After six Afghan refugees died, MPs from across the political spectrum joined with campaigners in urging ministers to act to tackle boat crossings.

Some 59 migrants were rescued after the alarm was raised early on Saturday, according to the French police command responsible for the Channel.

Boulogne city deputy public prosecutor Philippe Sabatier said all six fatalities were Afghan men, all believed to be in their 30s.

Aid workers fear the migrants who have been arriving at the French coast are determined to make the crossing to the UK during the relatively calm conditions of the summer months.

The Refugee Council has warned “more people will die” unless more safe routes to the UK are created for them.

Its chief executive Enver Solomon said the incident “underscores the need for meaningful action” to reduce dangerous crossings and urged the Government to focus on creating an “orderly and humane asylum system”.

Steve Smith, chief executive of refugee charity Care4Calais called the deaths “an appalling and preventable tragedy”.

He said those “who died were not just statistics, but individual people: someone's children, someone's siblings, and possibly someone's parents”.

“This terrible loss of life demonstrates yet again the need for a system of safe passage to the UK for refugees.

“This would enable them to apply for asylum while in France and then to travel safely to the UK without risking their lives in small boats. It would put the people smugglers out of business overnight.”

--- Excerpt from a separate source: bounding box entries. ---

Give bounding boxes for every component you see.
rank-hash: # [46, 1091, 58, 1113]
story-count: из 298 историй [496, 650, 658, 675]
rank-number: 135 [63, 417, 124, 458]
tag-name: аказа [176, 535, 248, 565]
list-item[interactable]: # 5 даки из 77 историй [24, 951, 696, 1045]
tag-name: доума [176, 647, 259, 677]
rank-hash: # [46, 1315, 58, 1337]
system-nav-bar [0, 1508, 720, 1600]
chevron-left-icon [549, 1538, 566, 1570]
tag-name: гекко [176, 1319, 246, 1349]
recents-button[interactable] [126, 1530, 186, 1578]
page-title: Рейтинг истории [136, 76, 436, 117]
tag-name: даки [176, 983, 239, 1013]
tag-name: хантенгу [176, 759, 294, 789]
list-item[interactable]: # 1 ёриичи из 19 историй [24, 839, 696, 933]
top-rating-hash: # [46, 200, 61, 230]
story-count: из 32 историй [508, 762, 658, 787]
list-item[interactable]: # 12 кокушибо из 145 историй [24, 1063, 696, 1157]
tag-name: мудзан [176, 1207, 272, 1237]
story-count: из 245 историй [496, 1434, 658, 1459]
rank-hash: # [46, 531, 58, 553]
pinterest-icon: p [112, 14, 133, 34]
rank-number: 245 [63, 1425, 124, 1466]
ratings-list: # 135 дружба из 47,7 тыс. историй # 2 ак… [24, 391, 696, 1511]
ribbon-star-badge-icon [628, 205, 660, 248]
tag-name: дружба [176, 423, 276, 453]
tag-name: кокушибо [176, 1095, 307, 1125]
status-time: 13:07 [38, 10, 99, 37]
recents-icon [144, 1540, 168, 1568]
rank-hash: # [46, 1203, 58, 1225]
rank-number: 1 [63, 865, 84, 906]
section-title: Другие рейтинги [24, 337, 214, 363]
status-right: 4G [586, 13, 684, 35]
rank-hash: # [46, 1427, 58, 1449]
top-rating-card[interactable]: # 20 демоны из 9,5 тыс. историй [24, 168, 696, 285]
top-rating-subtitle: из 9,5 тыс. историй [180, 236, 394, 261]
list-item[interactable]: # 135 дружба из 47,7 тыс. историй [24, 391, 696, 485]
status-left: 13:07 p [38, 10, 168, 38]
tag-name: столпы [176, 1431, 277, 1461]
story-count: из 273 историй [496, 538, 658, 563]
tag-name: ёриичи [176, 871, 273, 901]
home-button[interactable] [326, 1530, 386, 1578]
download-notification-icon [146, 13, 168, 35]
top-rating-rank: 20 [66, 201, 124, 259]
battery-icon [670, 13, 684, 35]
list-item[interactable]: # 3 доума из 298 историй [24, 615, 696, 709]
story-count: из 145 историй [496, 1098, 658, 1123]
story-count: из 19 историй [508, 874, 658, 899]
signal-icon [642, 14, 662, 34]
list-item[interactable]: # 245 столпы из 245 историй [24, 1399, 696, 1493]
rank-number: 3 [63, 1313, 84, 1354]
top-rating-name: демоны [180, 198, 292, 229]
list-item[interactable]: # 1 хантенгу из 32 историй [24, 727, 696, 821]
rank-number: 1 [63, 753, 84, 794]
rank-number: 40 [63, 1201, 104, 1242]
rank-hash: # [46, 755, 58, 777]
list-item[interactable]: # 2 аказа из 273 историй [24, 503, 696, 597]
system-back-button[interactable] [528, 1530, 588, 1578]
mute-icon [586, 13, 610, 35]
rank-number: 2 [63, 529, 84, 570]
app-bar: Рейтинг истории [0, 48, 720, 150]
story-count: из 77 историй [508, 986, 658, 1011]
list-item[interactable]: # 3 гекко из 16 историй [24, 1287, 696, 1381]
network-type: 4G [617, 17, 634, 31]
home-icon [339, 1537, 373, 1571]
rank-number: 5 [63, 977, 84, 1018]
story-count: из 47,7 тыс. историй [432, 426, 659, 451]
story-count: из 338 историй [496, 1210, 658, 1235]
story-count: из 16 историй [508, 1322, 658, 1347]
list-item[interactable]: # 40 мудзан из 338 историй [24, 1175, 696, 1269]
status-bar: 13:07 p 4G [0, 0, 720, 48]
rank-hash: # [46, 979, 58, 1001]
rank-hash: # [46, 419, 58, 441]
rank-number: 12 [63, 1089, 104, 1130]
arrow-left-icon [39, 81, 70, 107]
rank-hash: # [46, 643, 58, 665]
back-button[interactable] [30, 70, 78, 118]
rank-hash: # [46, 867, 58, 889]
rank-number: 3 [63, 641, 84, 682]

Experts spoke to The National as part of an investigation into the criminal gangs who operate the trade in small boats and said their flimsy construction made more deaths “inevitable”.

Labour shadow cabinet minister Bridget Phillipson called for tough action from the government to deal with criminals to prevent further deaths.

“The events in the Channel are absolutely tragic and heartbreaking and it does demonstrate that we need tougher action to tackle the criminal gangs that are exploiting people and putting them in harm’s way,” she said.

“But under this Government, we’ve seen convictions fall for people smugglers and we’ve seen them running rings around the Government.

“It’s completely wrong that we’ve seen a big reduction in the number of convictions and prosecutions of these people smugglers.”

Conservative backbench MP and ex-party chairman Sir Jake Berry said: “only radical changes can truly turn the tide”.

“We have a moral duty, both to our own citizens and those asylum seekers, to act,” he wrote in the Sunday Express.

Regis Holy, captain of a lifeboat that brought five of the survivors back to Calais, said migrants who had given everything to get this far, would keep risking everything to make the crossing.

“There will be other tragedies. It will never stop,” he said.

Home Office figures show that 755 people crossed the Channel in small boats on Thursday – the highest daily number so far this year – confirming that the total since 2018 has passed 100,000.

Some 343 people in six boats were detected crossing on Friday, taking the provisional total for the year so far to more than 16,000.